An audio start-up without revenue gets valued at $4bn (£2.8bn), Facebook is launching what it calls social audio experiences, while Twitter has a new feature called Spaces allowing users to start an instant chat room.
What's going on?
This week's Tech Tent explores whether good old-fashioned audio is the hot new thing.
The arrival of Clubhouse has suddenly made social media giants suffer a severe bout of Fomo - fear of missing out.
They watched the app, which allows users to start audio chatrooms on any subject they fancy, acquire lots of enthusiastic users and an enormous amount of Silicon Valley buzz.
Then came the validation any hot start-up requires - a funding round, this week led by the ritzy venture capital firm Andreessen Horowitz, which is reported to have valued Clubhouse at $4bn.
But the app is still only available to invited iPhone users, so what makes it so attractive?
One early adopter, Rachel Lankester, explained why she had become addicted.
"I've enjoyed the inclusivity of it and how it provides access to people that I usually just simply wouldn't have," she said. "I've connected with women from all over the world on there."
Whereas video streaming apps demand a focus on your appearance, Rachel says she enjoys "the intimacy of audio".
She describes how it has provided her, an amateur broadcaster, with a simple way of running a radio chat show with guests and audience participation.
"I had one woman who got up at 04:00 in the morning in Australia, just so she could speak directly to my guests. I think that's pretty cool!"
Social media consultant Matt Navarra has a theory that the pandemic, which has seen millions locked down at home searching for entertainment, has provided an opportunity for services like Clubhouse.
"We wanted something new and interesting. And so audio provides that, a new medium for people to experience content with," he said.
But even though the likes of Facebook and Twitter seem to be convinced that audio is going to be important to their audiences, Matt is cautious about its mass appeal.
He points to the story of Meerkat, a video streaming app that in 2015 was "poised to take the tech world by storm", according to one blog.
"We all thought it was going to be amazing. And then quite quickly, we all realised that most people don't produce that much exciting live content," Mr Navarra said.
And that's the problem which Clubhouse and its rivals will have to confront - while they will attract small communities passionately interested in talking about their specialist subjects, many people may tune in a couple of times, get bored by what they hear, and never return.

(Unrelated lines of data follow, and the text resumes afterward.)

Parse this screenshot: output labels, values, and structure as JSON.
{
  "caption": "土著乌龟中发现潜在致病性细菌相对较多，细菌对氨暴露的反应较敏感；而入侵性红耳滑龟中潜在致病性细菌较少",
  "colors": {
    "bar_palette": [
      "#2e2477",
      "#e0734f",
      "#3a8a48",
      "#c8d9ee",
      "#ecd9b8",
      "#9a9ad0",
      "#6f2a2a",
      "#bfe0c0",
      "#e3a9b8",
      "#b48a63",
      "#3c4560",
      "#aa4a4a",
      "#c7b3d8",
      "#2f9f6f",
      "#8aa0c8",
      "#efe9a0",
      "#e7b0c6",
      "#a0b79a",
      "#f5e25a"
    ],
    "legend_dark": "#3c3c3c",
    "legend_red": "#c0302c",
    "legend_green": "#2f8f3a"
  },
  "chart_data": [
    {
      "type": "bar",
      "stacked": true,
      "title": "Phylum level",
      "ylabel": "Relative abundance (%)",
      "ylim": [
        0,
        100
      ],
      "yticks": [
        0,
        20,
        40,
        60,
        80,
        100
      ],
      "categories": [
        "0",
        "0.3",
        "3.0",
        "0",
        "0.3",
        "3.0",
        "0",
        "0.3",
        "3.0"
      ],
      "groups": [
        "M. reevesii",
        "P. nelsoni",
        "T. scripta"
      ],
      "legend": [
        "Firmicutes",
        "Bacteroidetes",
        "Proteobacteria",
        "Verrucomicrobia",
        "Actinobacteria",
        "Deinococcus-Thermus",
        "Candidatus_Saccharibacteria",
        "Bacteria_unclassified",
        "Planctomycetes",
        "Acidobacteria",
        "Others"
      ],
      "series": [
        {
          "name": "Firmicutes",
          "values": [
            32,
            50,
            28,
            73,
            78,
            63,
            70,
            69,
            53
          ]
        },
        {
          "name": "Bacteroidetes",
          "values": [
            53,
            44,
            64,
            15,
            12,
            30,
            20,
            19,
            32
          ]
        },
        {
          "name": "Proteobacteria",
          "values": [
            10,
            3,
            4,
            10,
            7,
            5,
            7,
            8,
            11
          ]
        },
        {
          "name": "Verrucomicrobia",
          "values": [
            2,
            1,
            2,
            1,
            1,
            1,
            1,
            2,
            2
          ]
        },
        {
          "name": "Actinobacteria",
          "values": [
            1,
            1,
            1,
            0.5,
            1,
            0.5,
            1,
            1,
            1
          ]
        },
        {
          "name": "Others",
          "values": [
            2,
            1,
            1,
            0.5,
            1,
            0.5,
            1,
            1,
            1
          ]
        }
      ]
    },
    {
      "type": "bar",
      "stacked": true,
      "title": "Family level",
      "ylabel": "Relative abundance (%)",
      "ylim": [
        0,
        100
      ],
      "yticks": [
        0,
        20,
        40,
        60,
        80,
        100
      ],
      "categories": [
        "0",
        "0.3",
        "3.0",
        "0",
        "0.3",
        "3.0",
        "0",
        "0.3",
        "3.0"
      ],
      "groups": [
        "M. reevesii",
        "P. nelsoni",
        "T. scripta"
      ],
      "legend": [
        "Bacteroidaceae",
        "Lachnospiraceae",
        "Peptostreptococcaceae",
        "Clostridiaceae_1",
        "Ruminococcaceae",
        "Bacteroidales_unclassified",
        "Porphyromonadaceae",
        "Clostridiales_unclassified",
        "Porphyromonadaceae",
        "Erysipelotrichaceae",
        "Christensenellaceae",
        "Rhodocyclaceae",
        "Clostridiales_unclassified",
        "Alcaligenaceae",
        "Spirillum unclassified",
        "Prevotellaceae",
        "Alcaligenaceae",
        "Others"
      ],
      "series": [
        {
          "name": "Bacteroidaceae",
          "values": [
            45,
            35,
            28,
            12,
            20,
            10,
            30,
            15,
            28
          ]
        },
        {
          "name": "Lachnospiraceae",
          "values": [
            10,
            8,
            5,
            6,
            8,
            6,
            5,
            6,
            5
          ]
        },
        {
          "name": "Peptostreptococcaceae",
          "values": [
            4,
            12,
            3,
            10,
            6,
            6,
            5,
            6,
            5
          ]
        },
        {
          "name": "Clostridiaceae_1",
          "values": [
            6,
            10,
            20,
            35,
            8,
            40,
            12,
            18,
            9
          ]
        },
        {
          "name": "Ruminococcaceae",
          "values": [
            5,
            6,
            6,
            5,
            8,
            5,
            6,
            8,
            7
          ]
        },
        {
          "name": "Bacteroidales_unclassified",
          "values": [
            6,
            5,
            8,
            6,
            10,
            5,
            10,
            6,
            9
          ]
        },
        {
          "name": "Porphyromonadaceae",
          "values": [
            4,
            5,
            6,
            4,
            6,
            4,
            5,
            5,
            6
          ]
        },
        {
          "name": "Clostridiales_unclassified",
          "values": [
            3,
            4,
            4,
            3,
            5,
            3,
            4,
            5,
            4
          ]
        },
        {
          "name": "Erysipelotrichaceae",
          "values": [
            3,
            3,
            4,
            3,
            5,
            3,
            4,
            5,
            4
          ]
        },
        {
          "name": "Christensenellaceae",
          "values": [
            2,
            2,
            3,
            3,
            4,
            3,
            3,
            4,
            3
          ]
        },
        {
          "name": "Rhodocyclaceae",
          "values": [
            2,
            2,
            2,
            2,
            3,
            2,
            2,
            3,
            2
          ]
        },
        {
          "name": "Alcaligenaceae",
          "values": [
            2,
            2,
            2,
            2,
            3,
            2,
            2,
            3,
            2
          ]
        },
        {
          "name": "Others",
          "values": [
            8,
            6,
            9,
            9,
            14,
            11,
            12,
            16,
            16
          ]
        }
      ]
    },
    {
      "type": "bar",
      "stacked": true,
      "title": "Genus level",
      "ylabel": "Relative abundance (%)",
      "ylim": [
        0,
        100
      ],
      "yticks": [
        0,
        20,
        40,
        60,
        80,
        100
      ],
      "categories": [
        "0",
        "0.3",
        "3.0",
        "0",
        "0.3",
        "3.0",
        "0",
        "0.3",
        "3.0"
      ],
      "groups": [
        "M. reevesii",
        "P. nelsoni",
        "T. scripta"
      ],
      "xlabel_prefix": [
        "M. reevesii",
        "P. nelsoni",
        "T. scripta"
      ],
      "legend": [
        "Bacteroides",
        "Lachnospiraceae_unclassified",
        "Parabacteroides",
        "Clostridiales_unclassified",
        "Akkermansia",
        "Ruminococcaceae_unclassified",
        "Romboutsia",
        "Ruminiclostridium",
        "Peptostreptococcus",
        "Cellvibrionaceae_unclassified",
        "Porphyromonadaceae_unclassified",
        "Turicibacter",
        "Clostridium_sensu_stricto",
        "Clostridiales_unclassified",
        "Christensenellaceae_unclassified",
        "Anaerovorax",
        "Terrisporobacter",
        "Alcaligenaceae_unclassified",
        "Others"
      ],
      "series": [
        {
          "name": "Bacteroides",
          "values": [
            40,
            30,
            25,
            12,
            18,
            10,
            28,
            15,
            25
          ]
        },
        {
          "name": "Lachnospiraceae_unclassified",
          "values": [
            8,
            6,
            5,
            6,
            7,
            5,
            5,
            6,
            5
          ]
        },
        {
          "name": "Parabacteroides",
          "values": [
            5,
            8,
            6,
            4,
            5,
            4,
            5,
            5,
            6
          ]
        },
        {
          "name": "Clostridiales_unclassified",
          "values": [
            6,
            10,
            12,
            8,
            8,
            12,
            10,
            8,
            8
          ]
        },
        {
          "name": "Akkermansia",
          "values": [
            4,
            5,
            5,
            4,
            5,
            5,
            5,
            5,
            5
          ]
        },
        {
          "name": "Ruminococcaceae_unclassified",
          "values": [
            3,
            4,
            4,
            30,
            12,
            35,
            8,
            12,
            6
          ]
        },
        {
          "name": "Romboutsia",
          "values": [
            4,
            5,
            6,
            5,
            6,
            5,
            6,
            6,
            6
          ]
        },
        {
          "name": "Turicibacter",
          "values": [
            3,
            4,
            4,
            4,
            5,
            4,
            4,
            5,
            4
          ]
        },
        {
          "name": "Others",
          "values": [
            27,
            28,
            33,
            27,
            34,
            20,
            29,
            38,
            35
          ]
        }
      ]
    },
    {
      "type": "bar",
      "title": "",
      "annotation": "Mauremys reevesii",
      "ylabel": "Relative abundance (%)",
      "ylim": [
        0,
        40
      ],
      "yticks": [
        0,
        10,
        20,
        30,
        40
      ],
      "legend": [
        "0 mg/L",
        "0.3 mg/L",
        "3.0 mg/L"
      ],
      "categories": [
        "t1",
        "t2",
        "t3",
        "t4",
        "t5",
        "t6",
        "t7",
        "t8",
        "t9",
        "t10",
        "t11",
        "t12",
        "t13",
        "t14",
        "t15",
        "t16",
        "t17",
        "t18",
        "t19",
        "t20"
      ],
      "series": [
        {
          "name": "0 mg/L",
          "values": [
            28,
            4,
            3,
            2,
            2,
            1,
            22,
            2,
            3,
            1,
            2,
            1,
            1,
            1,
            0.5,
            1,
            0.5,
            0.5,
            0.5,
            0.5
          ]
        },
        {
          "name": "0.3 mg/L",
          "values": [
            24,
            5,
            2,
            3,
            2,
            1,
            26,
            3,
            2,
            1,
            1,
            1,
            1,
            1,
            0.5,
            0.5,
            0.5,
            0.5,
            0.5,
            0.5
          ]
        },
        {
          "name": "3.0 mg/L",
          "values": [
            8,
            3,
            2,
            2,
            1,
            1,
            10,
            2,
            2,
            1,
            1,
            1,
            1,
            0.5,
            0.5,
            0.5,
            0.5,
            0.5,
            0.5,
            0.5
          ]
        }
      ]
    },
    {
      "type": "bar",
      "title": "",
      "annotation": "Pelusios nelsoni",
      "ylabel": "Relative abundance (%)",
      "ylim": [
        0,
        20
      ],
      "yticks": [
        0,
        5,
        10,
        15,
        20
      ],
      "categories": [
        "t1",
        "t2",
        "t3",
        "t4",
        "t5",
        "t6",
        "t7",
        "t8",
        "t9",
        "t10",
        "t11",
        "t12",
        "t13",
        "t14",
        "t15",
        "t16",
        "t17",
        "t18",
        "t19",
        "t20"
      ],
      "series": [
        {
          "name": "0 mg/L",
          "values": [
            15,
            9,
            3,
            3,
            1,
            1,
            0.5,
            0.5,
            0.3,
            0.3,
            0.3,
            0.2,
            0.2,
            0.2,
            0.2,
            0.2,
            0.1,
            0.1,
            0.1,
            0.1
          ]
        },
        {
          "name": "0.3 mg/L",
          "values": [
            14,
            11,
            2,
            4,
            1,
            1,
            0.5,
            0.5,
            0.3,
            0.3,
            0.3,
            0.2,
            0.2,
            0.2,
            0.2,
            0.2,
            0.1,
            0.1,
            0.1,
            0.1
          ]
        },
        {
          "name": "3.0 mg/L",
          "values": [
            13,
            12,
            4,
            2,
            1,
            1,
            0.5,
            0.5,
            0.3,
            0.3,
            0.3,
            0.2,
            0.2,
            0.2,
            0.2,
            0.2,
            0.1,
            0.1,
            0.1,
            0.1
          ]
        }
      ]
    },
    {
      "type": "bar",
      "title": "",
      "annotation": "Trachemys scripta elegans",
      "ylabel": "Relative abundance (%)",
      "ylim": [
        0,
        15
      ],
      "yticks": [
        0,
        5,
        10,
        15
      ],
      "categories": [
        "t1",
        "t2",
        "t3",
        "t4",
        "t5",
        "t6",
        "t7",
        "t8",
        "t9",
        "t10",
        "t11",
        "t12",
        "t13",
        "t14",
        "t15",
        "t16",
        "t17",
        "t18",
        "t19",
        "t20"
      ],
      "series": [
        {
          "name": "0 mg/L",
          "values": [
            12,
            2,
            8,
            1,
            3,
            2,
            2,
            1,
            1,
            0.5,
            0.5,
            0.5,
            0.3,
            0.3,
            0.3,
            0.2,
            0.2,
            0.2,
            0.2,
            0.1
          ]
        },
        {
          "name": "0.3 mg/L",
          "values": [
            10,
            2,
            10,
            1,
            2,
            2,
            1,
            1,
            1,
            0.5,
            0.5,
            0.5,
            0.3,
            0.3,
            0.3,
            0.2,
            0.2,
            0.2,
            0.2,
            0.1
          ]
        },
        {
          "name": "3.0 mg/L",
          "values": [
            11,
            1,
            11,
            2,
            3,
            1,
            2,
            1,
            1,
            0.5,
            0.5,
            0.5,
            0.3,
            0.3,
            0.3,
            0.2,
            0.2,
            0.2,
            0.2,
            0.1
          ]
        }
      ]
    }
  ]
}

While live audio discussion may have limited appeal, recorded audio content may be more attractive - as the popularity of podcasts has shown.
And strangely, it has always been much easier to share a video on social media than to post an audio clip, so there is a big gap waiting to be filled. Or is there?
In researching this episode of Tech Tent I came across an article of mine from 2009 with the title "Time for an Audio Revolution".
It was written by me and describes a range of audio apps, including one called Audioboo, which allowed users to post clips - or "boos" - on social media. I went on to be an enthusiastic user, with my boos including a message from Stephen Fry about his admiration for Steve Jobs just before the Apple founder's death - and an account of spotting a bear on the path ahead during a family holiday in Yosemite.
Audioboo never became the YouTube of audio.
It shed its founder, changed its name to Audioboom, and became a podcast platform which just this month announced its first-ever quarterly profit, benefitting from the boom in listeners over the last year.
The audio revolution, which failed to arrive a decade ago, may be staging a comeback. But don't be surprised if it turns out to be quite a muted affair.